Ini Una, Mbah. Ya Allah.... lirih beliau. Kami berpelukan, saya melihat ada air mata diujung matanya. Mbah Rahman dan Mbah Izzah yang sedang mengobrol. Suasana hati dan rumah mengharu biru, saya duduk bergabung, bercerita tentang kabar dan kegiatan.
Waktu magrib pun tiba, saya salat di kamar Mbah. Setelah selesai, Mbah meminta saya untuk bermalam di rumahnya.
Waktunya Berpetualang
Hari berikutnya, saya menggunakan waktu untuk bertemu dengan teman-teman yang dulu masih mengajar di lembaga Pendidikan.
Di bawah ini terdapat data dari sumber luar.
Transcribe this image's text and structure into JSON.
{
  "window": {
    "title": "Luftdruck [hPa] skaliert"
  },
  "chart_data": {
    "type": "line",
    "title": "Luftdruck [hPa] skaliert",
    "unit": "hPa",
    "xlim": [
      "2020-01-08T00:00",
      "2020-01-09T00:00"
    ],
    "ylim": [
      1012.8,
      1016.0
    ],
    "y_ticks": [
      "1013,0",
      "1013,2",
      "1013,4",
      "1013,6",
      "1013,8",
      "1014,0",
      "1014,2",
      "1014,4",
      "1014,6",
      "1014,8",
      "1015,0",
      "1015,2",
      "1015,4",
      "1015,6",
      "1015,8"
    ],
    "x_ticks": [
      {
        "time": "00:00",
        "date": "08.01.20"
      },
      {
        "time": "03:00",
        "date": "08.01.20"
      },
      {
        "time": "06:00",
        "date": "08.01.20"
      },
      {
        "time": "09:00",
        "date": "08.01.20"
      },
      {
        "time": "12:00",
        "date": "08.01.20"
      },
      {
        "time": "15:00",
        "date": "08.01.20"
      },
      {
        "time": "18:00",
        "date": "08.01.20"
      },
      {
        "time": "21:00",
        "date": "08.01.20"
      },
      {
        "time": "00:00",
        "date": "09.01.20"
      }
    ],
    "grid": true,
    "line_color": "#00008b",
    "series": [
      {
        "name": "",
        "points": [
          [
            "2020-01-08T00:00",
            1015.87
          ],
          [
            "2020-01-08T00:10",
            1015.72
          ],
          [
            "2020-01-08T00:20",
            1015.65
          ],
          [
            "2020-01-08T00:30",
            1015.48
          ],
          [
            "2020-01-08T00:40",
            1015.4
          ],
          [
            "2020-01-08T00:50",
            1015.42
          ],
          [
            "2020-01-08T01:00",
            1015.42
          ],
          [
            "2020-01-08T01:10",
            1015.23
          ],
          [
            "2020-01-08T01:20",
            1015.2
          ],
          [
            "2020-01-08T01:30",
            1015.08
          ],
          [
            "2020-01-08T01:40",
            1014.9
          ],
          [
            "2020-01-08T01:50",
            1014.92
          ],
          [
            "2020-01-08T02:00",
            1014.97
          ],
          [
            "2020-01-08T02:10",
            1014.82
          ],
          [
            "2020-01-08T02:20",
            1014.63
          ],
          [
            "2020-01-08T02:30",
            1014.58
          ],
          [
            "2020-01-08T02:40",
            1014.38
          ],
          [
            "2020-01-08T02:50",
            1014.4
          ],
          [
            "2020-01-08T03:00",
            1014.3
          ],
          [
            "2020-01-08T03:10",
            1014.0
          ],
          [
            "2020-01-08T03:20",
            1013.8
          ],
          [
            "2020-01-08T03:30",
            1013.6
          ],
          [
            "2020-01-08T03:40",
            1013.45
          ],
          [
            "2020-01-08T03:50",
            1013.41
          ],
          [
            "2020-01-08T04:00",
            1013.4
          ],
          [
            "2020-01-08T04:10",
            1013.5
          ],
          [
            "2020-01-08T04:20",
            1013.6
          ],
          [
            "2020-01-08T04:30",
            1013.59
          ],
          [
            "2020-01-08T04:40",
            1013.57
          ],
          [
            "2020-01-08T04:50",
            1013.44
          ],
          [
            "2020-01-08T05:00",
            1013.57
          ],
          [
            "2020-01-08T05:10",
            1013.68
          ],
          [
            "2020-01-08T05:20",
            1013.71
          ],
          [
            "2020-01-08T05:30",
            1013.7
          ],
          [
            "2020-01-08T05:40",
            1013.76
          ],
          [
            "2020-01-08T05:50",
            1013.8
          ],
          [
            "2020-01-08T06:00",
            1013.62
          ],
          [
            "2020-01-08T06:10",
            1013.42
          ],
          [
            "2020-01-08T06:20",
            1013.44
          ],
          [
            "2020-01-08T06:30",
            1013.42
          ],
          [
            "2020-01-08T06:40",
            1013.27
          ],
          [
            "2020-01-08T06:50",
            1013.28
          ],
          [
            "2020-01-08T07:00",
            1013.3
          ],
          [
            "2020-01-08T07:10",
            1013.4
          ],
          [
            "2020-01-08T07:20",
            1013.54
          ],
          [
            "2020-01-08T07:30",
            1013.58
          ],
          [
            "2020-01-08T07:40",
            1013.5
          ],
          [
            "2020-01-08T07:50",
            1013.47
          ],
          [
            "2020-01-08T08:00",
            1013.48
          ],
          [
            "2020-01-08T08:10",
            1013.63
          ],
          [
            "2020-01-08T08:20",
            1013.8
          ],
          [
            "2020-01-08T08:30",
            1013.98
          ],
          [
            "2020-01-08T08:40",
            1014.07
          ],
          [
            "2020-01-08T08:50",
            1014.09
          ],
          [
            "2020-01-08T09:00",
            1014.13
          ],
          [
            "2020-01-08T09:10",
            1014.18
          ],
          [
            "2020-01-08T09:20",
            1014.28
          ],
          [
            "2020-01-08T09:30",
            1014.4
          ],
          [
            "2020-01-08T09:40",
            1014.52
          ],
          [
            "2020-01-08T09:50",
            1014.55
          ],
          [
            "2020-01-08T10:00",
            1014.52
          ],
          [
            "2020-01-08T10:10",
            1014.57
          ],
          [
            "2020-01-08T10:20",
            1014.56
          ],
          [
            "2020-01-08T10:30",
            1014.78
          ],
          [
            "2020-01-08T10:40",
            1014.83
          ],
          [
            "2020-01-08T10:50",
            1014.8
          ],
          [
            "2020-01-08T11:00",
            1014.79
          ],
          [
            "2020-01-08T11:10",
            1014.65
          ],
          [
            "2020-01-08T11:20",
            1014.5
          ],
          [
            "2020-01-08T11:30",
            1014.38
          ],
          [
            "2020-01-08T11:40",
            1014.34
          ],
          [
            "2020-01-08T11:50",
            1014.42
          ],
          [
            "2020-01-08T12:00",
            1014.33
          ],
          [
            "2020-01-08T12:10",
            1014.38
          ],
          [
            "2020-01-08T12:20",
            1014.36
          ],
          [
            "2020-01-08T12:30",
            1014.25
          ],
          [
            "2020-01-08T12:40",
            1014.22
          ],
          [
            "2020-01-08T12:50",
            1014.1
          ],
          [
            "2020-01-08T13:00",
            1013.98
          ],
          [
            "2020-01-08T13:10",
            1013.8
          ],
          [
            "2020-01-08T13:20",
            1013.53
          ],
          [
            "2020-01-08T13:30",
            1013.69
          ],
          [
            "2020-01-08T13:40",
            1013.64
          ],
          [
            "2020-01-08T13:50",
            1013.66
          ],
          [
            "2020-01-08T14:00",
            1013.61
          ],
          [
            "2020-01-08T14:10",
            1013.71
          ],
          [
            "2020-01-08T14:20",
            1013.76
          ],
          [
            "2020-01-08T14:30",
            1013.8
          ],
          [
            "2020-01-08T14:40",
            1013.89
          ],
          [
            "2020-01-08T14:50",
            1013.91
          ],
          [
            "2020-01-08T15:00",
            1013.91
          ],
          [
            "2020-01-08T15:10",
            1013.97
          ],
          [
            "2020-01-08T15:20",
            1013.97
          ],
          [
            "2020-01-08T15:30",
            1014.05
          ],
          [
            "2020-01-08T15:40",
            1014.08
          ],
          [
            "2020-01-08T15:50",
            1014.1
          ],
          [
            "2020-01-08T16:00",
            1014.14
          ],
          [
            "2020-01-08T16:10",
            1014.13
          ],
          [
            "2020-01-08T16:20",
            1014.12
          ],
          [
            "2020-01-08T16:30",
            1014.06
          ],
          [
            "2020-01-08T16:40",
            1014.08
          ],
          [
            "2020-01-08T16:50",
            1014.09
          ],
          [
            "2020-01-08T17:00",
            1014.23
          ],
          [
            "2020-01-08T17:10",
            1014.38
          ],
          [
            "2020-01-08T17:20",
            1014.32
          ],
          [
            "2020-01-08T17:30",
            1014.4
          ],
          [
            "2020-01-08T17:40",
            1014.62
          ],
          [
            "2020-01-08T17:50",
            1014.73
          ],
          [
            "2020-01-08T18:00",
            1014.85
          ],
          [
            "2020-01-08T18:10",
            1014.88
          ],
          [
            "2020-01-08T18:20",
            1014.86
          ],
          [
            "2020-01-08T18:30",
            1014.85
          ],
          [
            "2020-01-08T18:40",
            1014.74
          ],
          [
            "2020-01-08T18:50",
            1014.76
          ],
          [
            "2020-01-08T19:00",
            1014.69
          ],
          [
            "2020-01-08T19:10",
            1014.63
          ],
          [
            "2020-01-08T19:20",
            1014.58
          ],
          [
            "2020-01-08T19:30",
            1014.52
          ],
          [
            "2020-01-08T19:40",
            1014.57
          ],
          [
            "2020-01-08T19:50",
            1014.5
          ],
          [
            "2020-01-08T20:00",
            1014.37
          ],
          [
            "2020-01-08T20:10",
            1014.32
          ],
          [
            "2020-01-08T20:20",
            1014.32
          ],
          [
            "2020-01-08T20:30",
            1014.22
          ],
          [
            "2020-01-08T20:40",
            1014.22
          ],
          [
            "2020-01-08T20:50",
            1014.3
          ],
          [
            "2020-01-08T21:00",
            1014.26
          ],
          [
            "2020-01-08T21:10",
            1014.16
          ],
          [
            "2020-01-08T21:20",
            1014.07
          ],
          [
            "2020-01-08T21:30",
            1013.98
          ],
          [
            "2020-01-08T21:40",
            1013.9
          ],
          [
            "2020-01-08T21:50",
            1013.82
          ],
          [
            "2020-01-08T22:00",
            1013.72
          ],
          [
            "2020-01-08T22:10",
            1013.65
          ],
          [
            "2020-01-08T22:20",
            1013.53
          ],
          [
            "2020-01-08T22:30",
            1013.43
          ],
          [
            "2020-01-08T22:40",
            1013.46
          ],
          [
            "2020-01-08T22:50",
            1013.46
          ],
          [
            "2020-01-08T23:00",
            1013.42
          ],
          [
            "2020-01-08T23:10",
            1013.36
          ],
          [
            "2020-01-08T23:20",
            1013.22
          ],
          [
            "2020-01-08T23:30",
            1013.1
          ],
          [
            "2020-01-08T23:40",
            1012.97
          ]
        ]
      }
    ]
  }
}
Kalau dulu hanya setara PAUD, kini lembaga Pendidikan memiliki MI (madrasah ibtidaiyah) yang akan meluluskan angkatan pertama tahun ajaran ini.
Bernostalgia artinya menyegarkan ingatan tentang kisah-kisah indah yang pernah dialami. Dan saya melakukannya selama berada disana. Tak sia-sia, dari nostalgia tersebut, akhirnya kami bersepakat untuk mengunjungi daerah wisata andalan kota Ponorogo, yaitu Telaga Ngebel.
Hari yang ditentukan, kami berangkat bersama menuju telaga Ngebel. Dengan berkendara mobil, saya dan tiga orang kawan yang membawa anak-anaknya serta suami salah satu dari mereka sebagai pengemudi.
Dikarenakan sudah lama tak menjajal jalan-jalan ke daerah pegunungan yang berkelok, saya mual dibuatnya, kepala terasa pening. Maklum saja, bertahun-tahun tak pernah lagi menikmati jalan yang aduhai seperti petualangan saya ke telaga Ngebel.
Ponorogo tetap Mempesona dengan Panorama Alam yang Indah
Kami hanya perlu membayar tiket masuk sejumlah Rp.15.000,-/orang. Mobil melaju sedang sementara kaca mobil telah dibuka, udara segar pun keluar masuk bergantian. Kami mencari lahan parkir yang tak jauh dari tempat yang mudah kami jangkau untuk bersantai.
Yang disayangkan adalah tidak ada kendaraan umum untuk mencapai telaga Ngebel. Maka dari itu, masyarakat lebih banyak membawa kendaraan pribadi, baik mobi ataupun sepeda motor.